Results: Main clinical characteristics of the 61 patients (ITT population) included are summarized in Table 1: In 32% of patients no somatic mutation was identified (NGS), compared to 36% with one mutation and 32% with ≥ 2 mutations. TP53^mut was present at diagnosis in 17.2% and 27.8% of LEN and Placebo patients (p=0.48). The evaluable population included 54 patients (7 patients were excluded due either to screening failure [1 pat] or failure to complete at least 12w of treatment [6 pat] without progression disease). Median time on treatment was 66 weeks (3-121), 95w in the LEN arm and 42w in the placebo arm (p=0.392). Forty-seven percent patients in the LEN arm successfully completed the study compared to 33% in the placebo arm. After a median follow up of 60.6 months (Q1 32.3-Q3 73.9), median OS was 101.2m (95CI 54.8 – 147.7) without statistically significant differences between the two treatment groups (p=0.529). In relation to the primary objective of this trial, Time to TD (ITT-pop) was 66.3mo (95CI 37 – 95.5) for LEN patients and 11.6mo for the placebo arm (HR 0.414 95CI 0.196- 0.875, p=0.021) (Figure 1). EFS was 60.2mo (CI95% 45-74) for LEN compared to 20.2mo (CI95% 0 - 51) for Placebo (p=0.058) in the ITT Population (HR 0.46, CI95% 0.2 - 0.948, p=0.035 in the evaluable population). HI-E was observed in 70% of LEN patients (ITT-pop) compared to 0% in the placebo arm (p<0.001). Median Hemoglobin improvement in responders was 2.7 g/dL. Eighty percent of LEN patients (ITT-pop) achieved a cytogenetic response (CyR) (87.5% complete CyR) compared to 0% of patients receiving placebo (p<0.001). AML evolution was identified in 6/40 (15%) and 5/21 (23.8%) for LEN and Placebo patients respectively (p=0.488). NGS analysis during follow up showed the mean number of mutations per patient to be reduced in the LEN arm at week 12 (0,84 mutations compared to 1,21 previous to treatment; (p<0.01)), while no differences were found in the Placebo group (p=0.59). In addition, no differences were identified regarding clonal evolution for LEN and Placebo patients during study follow-up. Fifty-eight patients developed at least one adverse event (AE) during the trial (no differences between the LEN and placebo arm), related to the drug 86.8% in the LEN and 33.3% in the placebo arm, respectively (p<0.001). Severe AEs were the same as those collected in the interim analysis (abstract 536 ASH 2020).

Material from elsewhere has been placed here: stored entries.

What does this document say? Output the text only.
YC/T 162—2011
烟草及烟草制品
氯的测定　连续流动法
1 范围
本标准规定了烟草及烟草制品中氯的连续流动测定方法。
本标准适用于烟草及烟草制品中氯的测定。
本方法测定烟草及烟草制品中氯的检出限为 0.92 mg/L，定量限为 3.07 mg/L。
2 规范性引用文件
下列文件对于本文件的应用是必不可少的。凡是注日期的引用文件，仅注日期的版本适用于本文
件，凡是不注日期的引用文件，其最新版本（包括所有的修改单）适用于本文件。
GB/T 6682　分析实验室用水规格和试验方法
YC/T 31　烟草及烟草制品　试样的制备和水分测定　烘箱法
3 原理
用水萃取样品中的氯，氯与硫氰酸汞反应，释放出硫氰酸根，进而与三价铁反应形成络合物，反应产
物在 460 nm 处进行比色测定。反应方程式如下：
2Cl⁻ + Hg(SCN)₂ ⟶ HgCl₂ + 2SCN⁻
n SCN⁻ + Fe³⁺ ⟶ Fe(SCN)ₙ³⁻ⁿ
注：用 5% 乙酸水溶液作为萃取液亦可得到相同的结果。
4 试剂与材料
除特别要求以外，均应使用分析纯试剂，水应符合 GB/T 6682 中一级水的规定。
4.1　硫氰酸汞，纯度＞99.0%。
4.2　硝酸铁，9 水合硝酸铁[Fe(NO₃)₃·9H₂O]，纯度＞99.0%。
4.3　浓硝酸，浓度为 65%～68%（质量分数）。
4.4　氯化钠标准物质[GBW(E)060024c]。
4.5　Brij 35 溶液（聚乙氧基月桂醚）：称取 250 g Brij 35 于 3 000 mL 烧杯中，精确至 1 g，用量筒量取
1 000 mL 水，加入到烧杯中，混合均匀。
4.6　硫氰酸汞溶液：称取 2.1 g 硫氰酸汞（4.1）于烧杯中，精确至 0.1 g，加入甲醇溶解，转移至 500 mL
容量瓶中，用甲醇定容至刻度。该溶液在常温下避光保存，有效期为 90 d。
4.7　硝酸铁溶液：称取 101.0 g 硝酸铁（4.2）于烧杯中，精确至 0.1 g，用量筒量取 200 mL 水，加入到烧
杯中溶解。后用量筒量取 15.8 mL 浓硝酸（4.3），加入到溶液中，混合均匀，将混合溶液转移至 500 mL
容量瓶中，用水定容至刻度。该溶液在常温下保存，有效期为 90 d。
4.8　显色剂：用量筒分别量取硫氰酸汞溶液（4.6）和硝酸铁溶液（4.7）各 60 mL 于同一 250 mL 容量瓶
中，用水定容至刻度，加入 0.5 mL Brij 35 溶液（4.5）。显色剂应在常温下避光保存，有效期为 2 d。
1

Conclusions: This final analysis of the Sintra-Rev clinical trial confirms that low dose LEN (5 mg), in anemic non-TD low risk MDS del(5q) patients, prolongs time to TD from the beginning of treatment (66.6 mo vs 11.6mo), improves Hb levels (70% of ER) and induces good quality clonal responses (80% CyR), ie potentially more responses than in historical series of MDS del(5q) treated with LEN at time of TD, with a manageable safety profile, and no increased progression rate or clonal evolution.